Although arguments could be made regarding the sensitivity of perceptual evaluation versus acoustic measurements and the clinical significance of a 0.44 point worsening in dysphonia, it is possible that the difference in postoperative dysphonia may be related to differences in technique. The three studies utilized in the meta-analysis by Aires et al. that report worsening in perceptual measures of voice all report concomitant ablation of the superior vocal fold surface in addition to creation of an anterior glottic web,38,46,47 in essence a combination of laser reduction glottoplasty and WG. In contrast, the two previously cited studies showing no change in acoustic measures only created an anterior glottic web and did not ablate additional vocal fold tissue.45,48

While the risks and benefits of voice surgery compared to voice therapy can be debated, recent data shows that WG can be routinely performed with minimal morbidity with the acknowledgement that any surgery when performed poorly can result in serious complications.

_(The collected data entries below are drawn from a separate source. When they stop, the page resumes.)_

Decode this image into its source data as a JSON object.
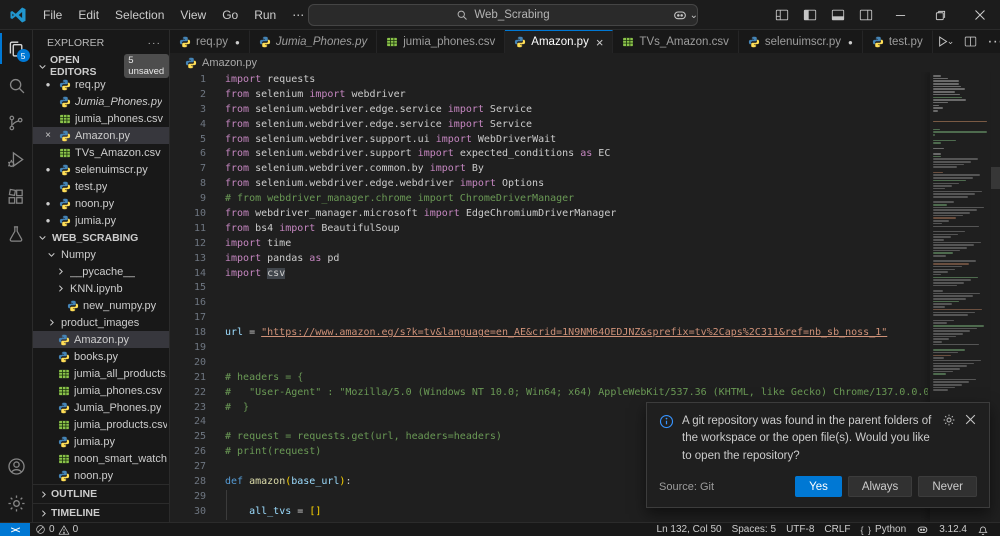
{
  "titlebar": {
    "menus": [
      "File",
      "Edit",
      "Selection",
      "View",
      "Go",
      "Run",
      "⋯"
    ],
    "search_value": "Web_Scrabing"
  },
  "activity_bar": {
    "badge": "5",
    "items": [
      {
        "id": "explorer",
        "active": true
      },
      {
        "id": "search"
      },
      {
        "id": "source-control"
      },
      {
        "id": "run-debug"
      },
      {
        "id": "extensions"
      },
      {
        "id": "testing"
      }
    ],
    "bottom": [
      {
        "id": "account"
      },
      {
        "id": "settings"
      }
    ]
  },
  "sidebar": {
    "title": "EXPLORER",
    "open_editors": {
      "label": "OPEN EDITORS",
      "badge": "5 unsaved",
      "items": [
        {
          "label": "req.py",
          "icon": "python",
          "modified": true
        },
        {
          "label": "Jumia_Phones.py",
          "icon": "python",
          "preview": true
        },
        {
          "label": "jumia_phones.csv",
          "icon": "csv"
        },
        {
          "label": "Amazon.py",
          "icon": "python",
          "selected": true,
          "close": true
        },
        {
          "label": "TVs_Amazon.csv",
          "icon": "csv"
        },
        {
          "label": "selenuimscr.py",
          "icon": "python",
          "modified": true
        },
        {
          "label": "test.py",
          "icon": "python"
        },
        {
          "label": "noon.py",
          "icon": "python",
          "modified": true
        },
        {
          "label": "jumia.py",
          "icon": "python",
          "modified": true
        }
      ]
    },
    "tree": [
      {
        "label": "WEB_SCRABING",
        "chevron": "down",
        "indent": 0,
        "bold": true
      },
      {
        "label": "Numpy",
        "chevron": "down",
        "indent": 1
      },
      {
        "label": "__pycache__",
        "chevron": "right",
        "indent": 2
      },
      {
        "label": "KNN.ipynb",
        "chevron": "right",
        "indent": 2
      },
      {
        "label": "new_numpy.py",
        "icon": "python",
        "indent": 2
      },
      {
        "label": "product_images",
        "chevron": "right",
        "indent": 1
      },
      {
        "label": "Amazon.py",
        "icon": "python",
        "indent": 1,
        "selected": true
      },
      {
        "label": "books.py",
        "icon": "python",
        "indent": 1
      },
      {
        "label": "jumia_all_products.csv",
        "icon": "csv",
        "indent": 1
      },
      {
        "label": "jumia_phones.csv",
        "icon": "csv",
        "indent": 1
      },
      {
        "label": "Jumia_Phones.py",
        "icon": "python",
        "indent": 1
      },
      {
        "label": "jumia_products.csv",
        "icon": "csv",
        "indent": 1
      },
      {
        "label": "jumia.py",
        "icon": "python",
        "indent": 1
      },
      {
        "label": "noon_smart_watch.csv",
        "icon": "csv",
        "indent": 1
      },
      {
        "label": "noon.py",
        "icon": "python",
        "indent": 1
      }
    ],
    "sections": [
      "OUTLINE",
      "TIMELINE"
    ]
  },
  "tabs": [
    {
      "label": "req.py",
      "icon": "python",
      "modified": true
    },
    {
      "label": "Jumia_Phones.py",
      "icon": "python",
      "preview": true
    },
    {
      "label": "jumia_phones.csv",
      "icon": "csv"
    },
    {
      "label": "Amazon.py",
      "icon": "python",
      "active": true,
      "close": true
    },
    {
      "label": "TVs_Amazon.csv",
      "icon": "csv"
    },
    {
      "label": "selenuimscr.py",
      "icon": "python",
      "modified": true
    },
    {
      "label": "test.py",
      "icon": "python"
    }
  ],
  "breadcrumb": {
    "file": "Amazon.py"
  },
  "editor": {
    "lines": [
      {
        "n": 1,
        "s": [
          [
            "kw",
            "import"
          ],
          [
            "pl",
            " requests"
          ]
        ]
      },
      {
        "n": 2,
        "s": [
          [
            "kw",
            "from"
          ],
          [
            "pl",
            " selenium "
          ],
          [
            "kw",
            "import"
          ],
          [
            "pl",
            " webdriver"
          ]
        ]
      },
      {
        "n": 3,
        "s": [
          [
            "kw",
            "from"
          ],
          [
            "pl",
            " selenium.webdriver.edge.service "
          ],
          [
            "kw",
            "import"
          ],
          [
            "pl",
            " Service"
          ]
        ]
      },
      {
        "n": 4,
        "s": [
          [
            "kw",
            "from"
          ],
          [
            "pl",
            " selenium.webdriver.edge.service "
          ],
          [
            "kw",
            "import"
          ],
          [
            "pl",
            " Service"
          ]
        ]
      },
      {
        "n": 5,
        "s": [
          [
            "kw",
            "from"
          ],
          [
            "pl",
            " selenium.webdriver.support.ui "
          ],
          [
            "kw",
            "import"
          ],
          [
            "pl",
            " WebDriverWait"
          ]
        ]
      },
      {
        "n": 6,
        "s": [
          [
            "kw",
            "from"
          ],
          [
            "pl",
            " selenium.webdriver.support "
          ],
          [
            "kw",
            "import"
          ],
          [
            "pl",
            " expected_conditions "
          ],
          [
            "kw",
            "as"
          ],
          [
            "pl",
            " EC"
          ]
        ]
      },
      {
        "n": 7,
        "s": [
          [
            "kw",
            "from"
          ],
          [
            "pl",
            " selenium.webdriver.common.by "
          ],
          [
            "kw",
            "import"
          ],
          [
            "pl",
            " By"
          ]
        ]
      },
      {
        "n": 8,
        "s": [
          [
            "kw",
            "from"
          ],
          [
            "pl",
            " selenium.webdriver.edge.webdriver "
          ],
          [
            "kw",
            "import"
          ],
          [
            "pl",
            " Options"
          ]
        ]
      },
      {
        "n": 9,
        "s": [
          [
            "cm",
            "# from webdriver_manager.chrome import ChromeDriverManager"
          ]
        ]
      },
      {
        "n": 10,
        "s": [
          [
            "kw",
            "from"
          ],
          [
            "pl",
            " webdriver_manager.microsoft "
          ],
          [
            "kw",
            "import"
          ],
          [
            "pl",
            " EdgeChromiumDriverManager"
          ]
        ]
      },
      {
        "n": 11,
        "s": [
          [
            "kw",
            "from"
          ],
          [
            "pl",
            " bs4 "
          ],
          [
            "kw",
            "import"
          ],
          [
            "pl",
            " BeautifulSoup"
          ]
        ]
      },
      {
        "n": 12,
        "s": [
          [
            "kw",
            "import"
          ],
          [
            "pl",
            " time"
          ]
        ]
      },
      {
        "n": 13,
        "s": [
          [
            "kw",
            "import"
          ],
          [
            "pl",
            " pandas "
          ],
          [
            "kw",
            "as"
          ],
          [
            "pl",
            " pd"
          ]
        ]
      },
      {
        "n": 14,
        "s": [
          [
            "kw",
            "import"
          ],
          [
            "pl",
            " "
          ],
          [
            "hl",
            "csv"
          ]
        ]
      },
      {
        "n": 15
      },
      {
        "n": 16
      },
      {
        "n": 17
      },
      {
        "n": 18,
        "s": [
          [
            "vr",
            "url"
          ],
          [
            "pl",
            " = "
          ],
          [
            "lk",
            "\"https://www.amazon.eg/s?k=tv&language=en_AE&crid=1N9NM64OEDJNZ&sprefix=tv%2Caps%2C311&ref=nb_sb_noss_1\""
          ]
        ]
      },
      {
        "n": 19
      },
      {
        "n": 20
      },
      {
        "n": 21,
        "s": [
          [
            "cm",
            "# headers = {"
          ]
        ]
      },
      {
        "n": 22,
        "s": [
          [
            "cm",
            "#   \"User-Agent\" : \"Mozilla/5.0 (Windows NT 10.0; Win64; x64) AppleWebKit/537.36 (KHTML, like Gecko) Chrome/137.0.0.0"
          ]
        ]
      },
      {
        "n": 23,
        "s": [
          [
            "cm",
            "#  }"
          ]
        ]
      },
      {
        "n": 24
      },
      {
        "n": 25,
        "s": [
          [
            "cm",
            "# request = requests.get(url, headers=headers)"
          ]
        ]
      },
      {
        "n": 26,
        "s": [
          [
            "cm",
            "# print(request)"
          ]
        ]
      },
      {
        "n": 27
      },
      {
        "n": 28,
        "s": [
          [
            "ct",
            "def"
          ],
          [
            "pl",
            " "
          ],
          [
            "fn",
            "amazon"
          ],
          [
            "bk",
            "("
          ],
          [
            "vr",
            "base_url"
          ],
          [
            "bk",
            ")"
          ],
          [
            "pl",
            ":"
          ]
        ]
      },
      {
        "n": 29,
        "guide": true
      },
      {
        "n": 30,
        "guide": true,
        "s": [
          [
            "pl",
            "    "
          ],
          [
            "vr",
            "all_tvs"
          ],
          [
            "pl",
            " = "
          ],
          [
            "bk",
            "[]"
          ]
        ]
      }
    ]
  },
  "notification": {
    "message": "A git repository was found in the parent folders of the workspace or the open file(s). Would you like to open the repository?",
    "source": "Source: Git",
    "buttons": [
      {
        "label": "Yes",
        "primary": true
      },
      {
        "label": "Always"
      },
      {
        "label": "Never"
      }
    ]
  },
  "status_bar": {
    "errors": "0",
    "warnings": "0",
    "right": [
      {
        "name": "cursor-position",
        "label": "Ln 132, Col 50"
      },
      {
        "name": "indentation",
        "label": "Spaces: 5"
      },
      {
        "name": "encoding",
        "label": "UTF-8"
      },
      {
        "name": "eol",
        "label": "CRLF"
      },
      {
        "name": "language-mode",
        "label": "Python",
        "icon": "braces"
      },
      {
        "name": "copilot-status",
        "label": "",
        "icon": "copilot"
      },
      {
        "name": "python-interpreter",
        "label": "3.12.4"
      },
      {
        "name": "notifications-bell",
        "label": "",
        "icon": "bell"
      }
    ]
  },
  "colors": {
    "accent": "#0078d4",
    "keyword": "#c586c0",
    "comment": "#6a9955",
    "string": "#ce9178",
    "variable": "#9cdcfe",
    "function": "#dcdcaa",
    "control": "#569cd6",
    "bracket": "#ffd700",
    "editor_bg": "#1f1f1f",
    "chrome_bg": "#181818"
  }
}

Treatment for gender dysphoria is increasingly recognized as medically necessary. In addition to treatments focused on physical change, treatments for changing voice and communication are also essential. In the transgender male population, HRT is helpful in masculinizing the voice although its effects are variable. Unfortunately, voice therapy and voice surgery for voice masculinization is poorly understood and in need of further research. In the transgender female population, the efficacy of voice therapy and voice surgery is well documented in the literature, although approaches and techniques vary. Wendler glottoplasty has been shown to be a safe and durable intervention for voice feminization with minimal to no expected postoperative dysphonia.